Think about Stephen King. His first book was Carrie. Even though, as is common with first books, his publisher screwed him on the contract, he has still made enough money on this book, in various printings, through movie rights, etc. to support himself and his family for life. The only reason he's been as prolific as he has been is that like many writers, he's incapable of shutting up. If it were a purely financial decision based on copyright terms, we'd never have seen The Stand, The Green Mile or Christine.

In order for copyright to provide an incentive, terms should be reasonable, but short. Long enough to make some money, but short enough to put a fire under people to keep writing. The original terms of fourteen and fourteen still seem reasonable if in fact this was still the intent of law.

There's reason to believe that existing copyright law is unconstitutional because it's not intended to provide an incentive towards further progress and creation.

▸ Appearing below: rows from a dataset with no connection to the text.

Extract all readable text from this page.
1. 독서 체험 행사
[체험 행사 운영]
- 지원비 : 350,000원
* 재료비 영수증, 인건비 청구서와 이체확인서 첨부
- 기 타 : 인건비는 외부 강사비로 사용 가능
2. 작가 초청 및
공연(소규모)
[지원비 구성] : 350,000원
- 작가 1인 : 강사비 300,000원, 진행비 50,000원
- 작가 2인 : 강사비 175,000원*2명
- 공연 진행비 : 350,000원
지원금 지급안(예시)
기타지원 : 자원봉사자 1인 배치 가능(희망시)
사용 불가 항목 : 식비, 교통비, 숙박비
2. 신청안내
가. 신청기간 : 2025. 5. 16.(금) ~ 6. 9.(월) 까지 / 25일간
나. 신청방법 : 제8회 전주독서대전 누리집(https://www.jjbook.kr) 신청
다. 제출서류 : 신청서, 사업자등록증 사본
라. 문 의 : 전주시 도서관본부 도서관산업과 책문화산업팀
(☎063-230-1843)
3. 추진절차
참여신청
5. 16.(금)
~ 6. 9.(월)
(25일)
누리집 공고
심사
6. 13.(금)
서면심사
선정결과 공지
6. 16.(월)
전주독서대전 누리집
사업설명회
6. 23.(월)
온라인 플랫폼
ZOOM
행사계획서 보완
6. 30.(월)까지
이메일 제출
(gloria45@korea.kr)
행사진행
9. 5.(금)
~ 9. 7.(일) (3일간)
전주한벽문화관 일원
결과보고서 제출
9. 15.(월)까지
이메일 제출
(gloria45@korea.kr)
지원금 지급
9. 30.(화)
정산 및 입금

If that's not the purpose of current copyright law, what is?

Control.

We Americans profess to have "a government of the people, by the people and for the people," but that hasn't been the case in a long time. Current copyright law doesn't benefit the people, because it keeps the vast majority of works buried from view until long after they're forgotten, removing them permanently from our culture. It doesn't benefit creators because it destroys their legacy once their works fall out of print. The only people it benefits are the giant faceless media corporations who own so many of the copyrights governing most of what you see and hear.

I've said before that we seem to be moving slowly, inevitably, towards becoming a "pay-per-view" society, where every single use of any "intellectual property" is  monitored and monetarily compensated. If you're a copyright holder, this may sound like a great deal, but read the fine print. More to the point, read the quotes at the beginning of this article. Such rigid control means the death of creativity and free expression.

We all "stand on the shoulders of giants." I wrote my first novel because I was looking for a specific kind of horror/SF novel, and couldn't find it, so I wrote it myself. But I never would have come up with the ideas if not for the dozens, hundreds, of horror and SF novels I'd already read in my lifetime. I was inspired by lots of different things. The result was my own, but it does not exist in a vacuum.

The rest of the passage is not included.